Hi, On 10/24/2014 06:16 PM, Christian Bartolomaeus (via RT) wrote:
# New Ticket Created by Christian Bartolomaeus # Please include the string: [perl #123048] # in the subject line of all future correspondence about this issue. # <URL: https://rt.perl.org/Ticket/Display.html?id=123048 >Today I got a failure while spectesting for rakudo.jvm: Failure summary: S02-names-vars/perl.rakudo.jvm 84 - .perl on user-defined type roundtrips okay I investigated and the test in question runs fine most of the time but fails only once in a while.
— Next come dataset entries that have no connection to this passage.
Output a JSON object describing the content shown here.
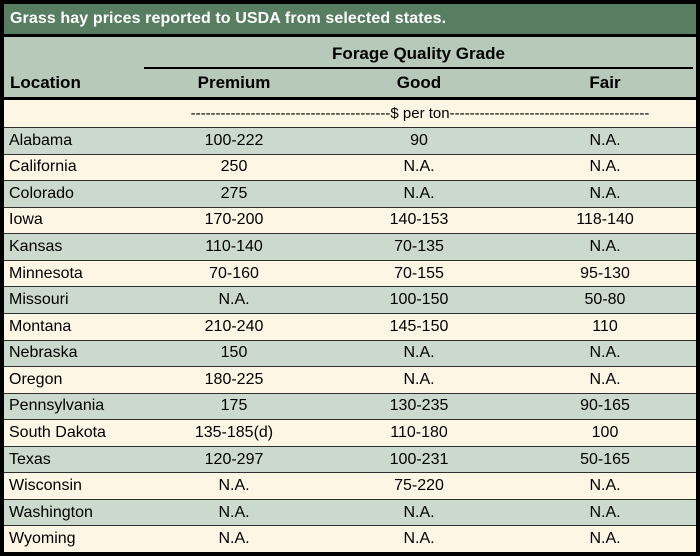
{
  "chart_data": {
    "type": "table",
    "title": "Grass hay prices reported to USDA from selected states.",
    "group_header": "Forage Quality Grade",
    "unit": "$ per ton",
    "unit_line": "----------------------------------------$ per ton----------------------------------------",
    "columns": [
      "Location",
      "Premium",
      "Good",
      "Fair"
    ],
    "rows": [
      {
        "location": "Alabama",
        "premium": "100-222",
        "good": "90",
        "fair": "N.A."
      },
      {
        "location": "California",
        "premium": "250",
        "good": "N.A.",
        "fair": "N.A."
      },
      {
        "location": "Colorado",
        "premium": "275",
        "good": "N.A.",
        "fair": "N.A."
      },
      {
        "location": "Iowa",
        "premium": "170-200",
        "good": "140-153",
        "fair": "118-140"
      },
      {
        "location": "Kansas",
        "premium": "110-140",
        "good": "70-135",
        "fair": "N.A."
      },
      {
        "location": "Minnesota",
        "premium": "70-160",
        "good": "70-155",
        "fair": "95-130"
      },
      {
        "location": "Missouri",
        "premium": "N.A.",
        "good": "100-150",
        "fair": "50-80"
      },
      {
        "location": "Montana",
        "premium": "210-240",
        "good": "145-150",
        "fair": "110"
      },
      {
        "location": "Nebraska",
        "premium": "150",
        "good": "N.A.",
        "fair": "N.A."
      },
      {
        "location": "Oregon",
        "premium": "180-225",
        "good": "N.A.",
        "fair": "N.A."
      },
      {
        "location": "Pennsylvania",
        "premium": "175",
        "good": "130-235",
        "fair": "90-165"
      },
      {
        "location": "South Dakota",
        "premium": "135-185(d)",
        "good": "110-180",
        "fair": "100"
      },
      {
        "location": "Texas",
        "premium": "120-297",
        "good": "100-231",
        "fair": "50-165"
      },
      {
        "location": "Wisconsin",
        "premium": "N.A.",
        "good": "75-220",
        "fair": "N.A."
      },
      {
        "location": "Washington",
        "premium": "N.A.",
        "good": "N.A.",
        "fair": "N.A."
      },
      {
        "location": "Wyoming",
        "premium": "N.A.",
        "good": "N.A.",
        "fair": "N.A."
      }
    ]
  },
  "colors": {
    "title_bg": "#577e61",
    "header_bg": "#b7cab9",
    "row_green": "#ccd9cd",
    "row_cream": "#fdf6e4",
    "border": "#000000"
  }
}
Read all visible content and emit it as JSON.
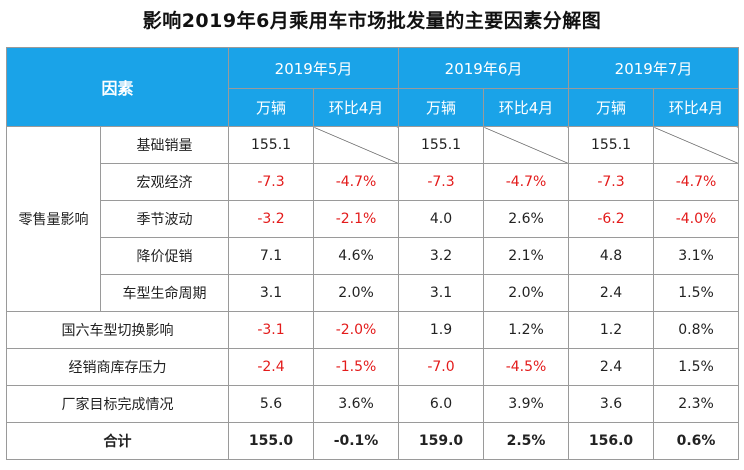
{
  "title": "影响2019年6月乘用车市场批发量的主要因素分解图",
  "header": {
    "factor": "因素",
    "months": [
      "2019年5月",
      "2019年6月",
      "2019年7月"
    ],
    "unit_label": "万辆",
    "ratio_label": "环比4月"
  },
  "retail_group": "零售量影响",
  "retail_rows": [
    {
      "name": "基础销量",
      "m5": "155.1",
      "m5r": "",
      "m6": "155.1",
      "m6r": "",
      "m7": "155.1",
      "m7r": ""
    },
    {
      "name": "宏观经济",
      "m5": "-7.3",
      "m5r": "-4.7%",
      "m6": "-7.3",
      "m6r": "-4.7%",
      "m7": "-7.3",
      "m7r": "-4.7%"
    },
    {
      "name": "季节波动",
      "m5": "-3.2",
      "m5r": "-2.1%",
      "m6": "4.0",
      "m6r": "2.6%",
      "m7": "-6.2",
      "m7r": "-4.0%"
    },
    {
      "name": "降价促销",
      "m5": "7.1",
      "m5r": "4.6%",
      "m6": "3.2",
      "m6r": "2.1%",
      "m7": "4.8",
      "m7r": "3.1%"
    },
    {
      "name": "车型生命周期",
      "m5": "3.1",
      "m5r": "2.0%",
      "m6": "3.1",
      "m6r": "2.0%",
      "m7": "2.4",
      "m7r": "1.5%"
    }
  ],
  "other_rows": [
    {
      "name": "国六车型切换影响",
      "m5": "-3.1",
      "m5r": "-2.0%",
      "m6": "1.9",
      "m6r": "1.2%",
      "m7": "1.2",
      "m7r": "0.8%"
    },
    {
      "name": "经销商库存压力",
      "m5": "-2.4",
      "m5r": "-1.5%",
      "m6": "-7.0",
      "m6r": "-4.5%",
      "m7": "2.4",
      "m7r": "1.5%"
    },
    {
      "name": "厂家目标完成情况",
      "m5": "5.6",
      "m5r": "3.6%",
      "m6": "6.0",
      "m6r": "3.9%",
      "m7": "3.6",
      "m7r": "2.3%"
    }
  ],
  "total_row": {
    "name": "合计",
    "m5": "155.0",
    "m5r": "-0.1%",
    "m6": "159.0",
    "m6r": "2.5%",
    "m7": "156.0",
    "m7r": "0.6%"
  },
  "colors": {
    "header_bg": "#1aa3e8",
    "negative": "#e31b1b"
  }
}
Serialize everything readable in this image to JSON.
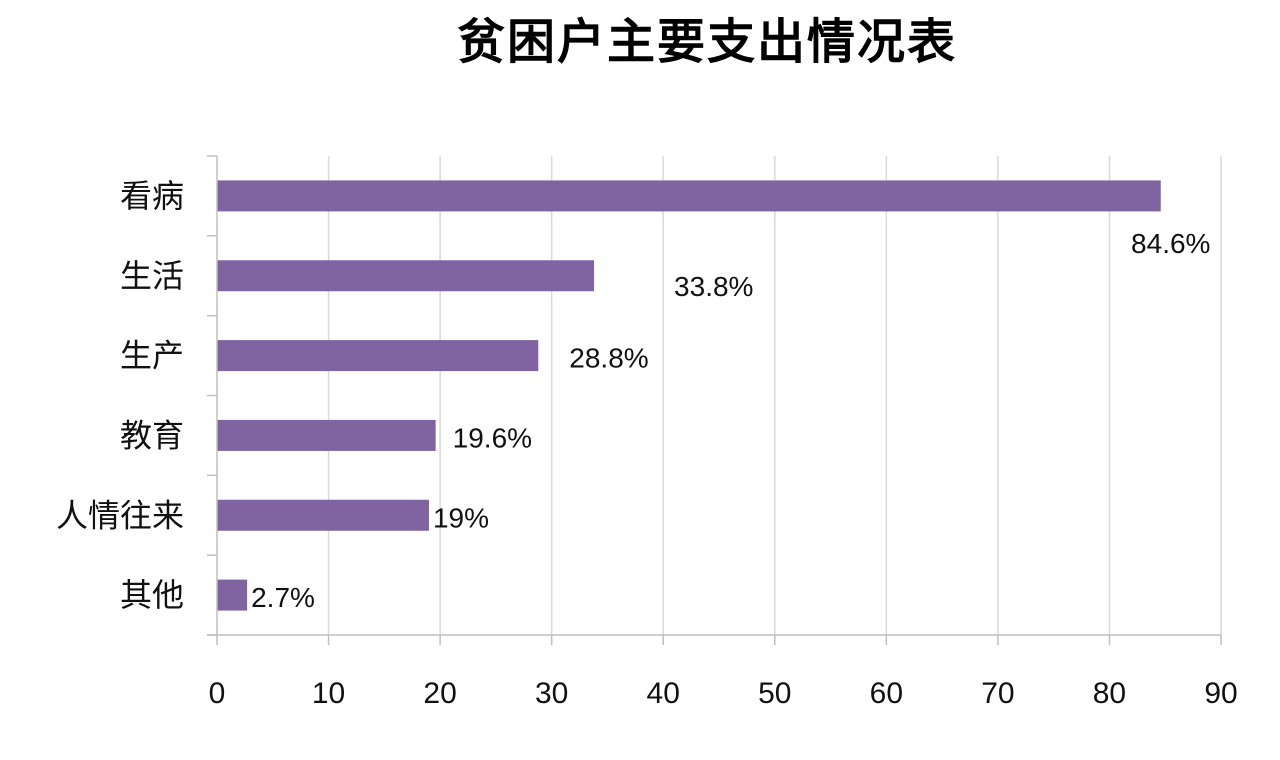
{
  "chart_data": {
    "type": "bar",
    "orientation": "horizontal",
    "title": "贫困户主要支出情况表",
    "categories": [
      "看病",
      "生活",
      "生产",
      "教育",
      "人情往来",
      "其他"
    ],
    "values": [
      84.6,
      33.8,
      28.8,
      19.6,
      19,
      2.7
    ],
    "data_labels": [
      "84.6%",
      "33.8%",
      "28.8%",
      "19.6%",
      "19%",
      "2.7%"
    ],
    "xlim": [
      0,
      90
    ],
    "x_ticks": [
      0,
      10,
      20,
      30,
      40,
      50,
      60,
      70,
      80,
      90
    ],
    "xlabel": "",
    "ylabel": "",
    "grid": "vertical",
    "legend": "none",
    "bar_color": "#8064a2",
    "grid_color": "#d9d9d9",
    "axis_color": "#bfbfbf"
  }
}
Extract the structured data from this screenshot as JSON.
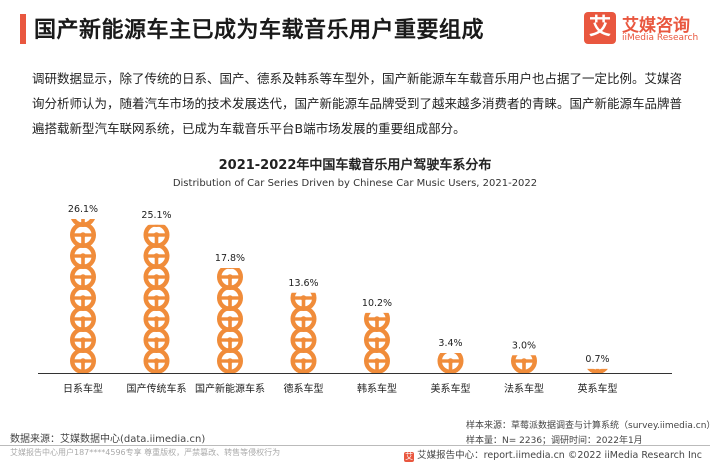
{
  "header": {
    "title": "国产新能源车主已成为车载音乐用户重要组成",
    "logo_badge": "艾",
    "logo_cn": "艾媒咨询",
    "logo_en": "iiMedia Research"
  },
  "description": "调研数据显示，除了传统的日系、国产、德系及韩系等车型外，国产新能源车车载音乐用户也占据了一定比例。艾媒咨询分析师认为，随着汽车市场的技术发展迭代，国产新能源车品牌受到了越来越多消费者的青睐。国产新能源车品牌普遍搭载新型汽车联网系统，已成为车载音乐平台B端市场发展的重要组成部分。",
  "chart_data": {
    "type": "bar",
    "title": "2021-2022年中国车载音乐用户驾驶车系分布",
    "subtitle": "Distribution of Car Series Driven by Chinese Car Music Users, 2021-2022",
    "categories": [
      "日系车型",
      "国产传统车系",
      "国产新能源车系",
      "德系车型",
      "韩系车型",
      "美系车型",
      "法系车型",
      "英系车型"
    ],
    "values": [
      26.1,
      25.1,
      17.8,
      13.6,
      10.2,
      3.4,
      3.0,
      0.7
    ],
    "value_labels": [
      "26.1%",
      "25.1%",
      "17.8%",
      "13.6%",
      "10.2%",
      "3.4%",
      "3.0%",
      "0.7%"
    ],
    "unit": "%",
    "ylim": [
      0,
      26.1
    ],
    "bar_style": "stacked steering-wheel icons",
    "color": "#f08c3a"
  },
  "notes": {
    "sample_source": "样本来源：草莓派数据调查与计算系统（survey.iimedia.cn）",
    "sample_size": "样本量：N= 2236；调研时间：2022年1月",
    "data_source": "数据来源：艾媒数据中心(data.iimedia.cn)",
    "watermark": "艾媒报告中心用户187****4596专享 尊重版权，严禁篡改、转售等侵权行为",
    "footer_badge": "艾",
    "footer": "艾媒报告中心：report.iimedia.cn  ©2022  iiMedia Research  Inc"
  }
}
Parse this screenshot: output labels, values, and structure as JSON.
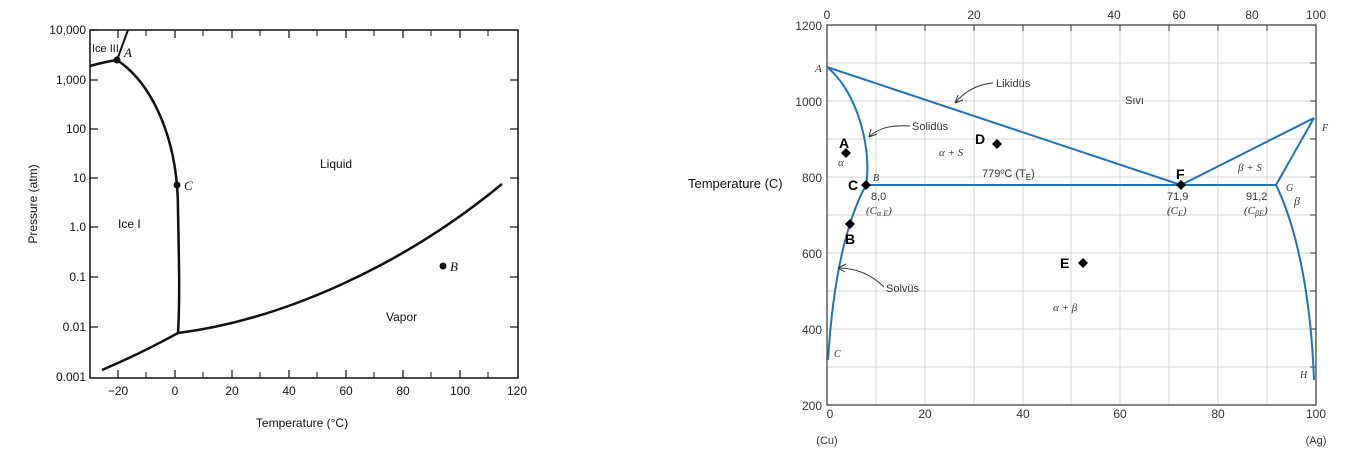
{
  "water_diagram": {
    "ylabel": "Pressure (atm)",
    "xlabel": "Temperature (°C)",
    "y_ticks": [
      "10,000",
      "1,000",
      "100",
      "10",
      "1.0",
      "0.1",
      "0.01",
      "0.001"
    ],
    "x_ticks": [
      "−20",
      "0",
      "20",
      "40",
      "60",
      "80",
      "100",
      "120"
    ],
    "regions": {
      "ice3": "Ice III",
      "ice1": "Ice I",
      "liquid": "Liquid",
      "vapor": "Vapor"
    },
    "points": {
      "A": "A",
      "B": "B",
      "C": "C"
    }
  },
  "cuag_diagram": {
    "ylabel": "Temperature (C)",
    "y_ticks": [
      "1200",
      "1000",
      "800",
      "600",
      "400",
      "200"
    ],
    "bottom_ticks": [
      "0",
      "20",
      "40",
      "60",
      "80",
      "100"
    ],
    "top_ticks": [
      "0",
      "20",
      "40",
      "60",
      "80",
      "100"
    ],
    "left_end": "(Cu)",
    "right_end": "(Ag)",
    "lines": {
      "liquidus": "Likidüs",
      "solidus": "Solidüs",
      "solvus": "Solvüs"
    },
    "regions": {
      "liquid": "Sıvı",
      "alpha": "α",
      "alpha_liquid": "α + S",
      "beta_liquid": "β + S",
      "beta": "β",
      "alpha_beta": "α + β"
    },
    "eutectic_temp": "779ºC (T",
    "eutectic_temp_sub": "E",
    "eutectic_temp_close": ")",
    "compositions": {
      "alpha_e_value": "8,0",
      "alpha_e_label": "(C",
      "alpha_e_sub": "α E",
      "eutectic_value": "71,9",
      "eutectic_label": "(C",
      "eutectic_sub": "E",
      "beta_e_value": "91,2",
      "beta_e_label": "(C",
      "beta_e_sub": "βE"
    },
    "vertex_labels": {
      "A": "A",
      "B": "B",
      "C": "C",
      "F": "F",
      "G": "G",
      "H": "H"
    },
    "markers": {
      "A": "A",
      "B": "B",
      "C": "C",
      "D": "D",
      "E": "E",
      "F": "F"
    }
  }
}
The test in question is on the last line of following code: # RT #61918 #?niecza skip ">>>Stub code executed" { class RT61918 { has $.inst is rw; has $!priv; has $.string = 'krach'; method init { $.inst = [ rand, rand ]; $!priv = [ rand, rand ].perl; } } my $t1 = RT61918.new(); my $t1_new = $t1.perl; $t1.init; my $t1_init = $t1.perl; ok $t1_new ne $t1_init, 'changing object changes .perl output'; # TODO: more tests that show EVAL($t1_init) has the same guts as $t1. ok $t1_new ~~ /<< krach >>/, 'attribute value appears in .perl output'; # RT #62002 -- validity of default .perl my $t2_init = EVAL($t1_init).perl; is $t1_init, $t2_init, '.perl on user-defined type roundtrips okay'; } To me it looks as if "rand" (in method "init") sporadically generates values that don't survive the roundtrip on JVM. I tried to reproduce the failure and eventually came up with an example: $ perl6-j -e 'my $a = 0.219947518065601987e0; say $a.perl; say EVAL($a.perl).perl' 0.21994751806560198e0 0.219947518065602e0 Moar and Parrot return less decimal places for $a.perl already: $ perl6-m -e 'my $a = 0.219947518065601987e0; say $a.perl; say EVAL($a.perl).perl' 0.219947518065602e0 0.219947518065602e0 So .perl behaves differently in this case on JVM and Moar/Parrot. Maybe I'm looking in the wrong direction, but the test failure should not occur. I'm going to fudge the test ('skip') for rakudo.jvm.
The better approach is to isolate the user-defined type roundtrips test from roundtripping floats with many digits.
So rather remove the rand's, replace them by fixed values, and have separate tests for round-tripping 0.21994751806560198e0. Then fudge that test for JVM as needed.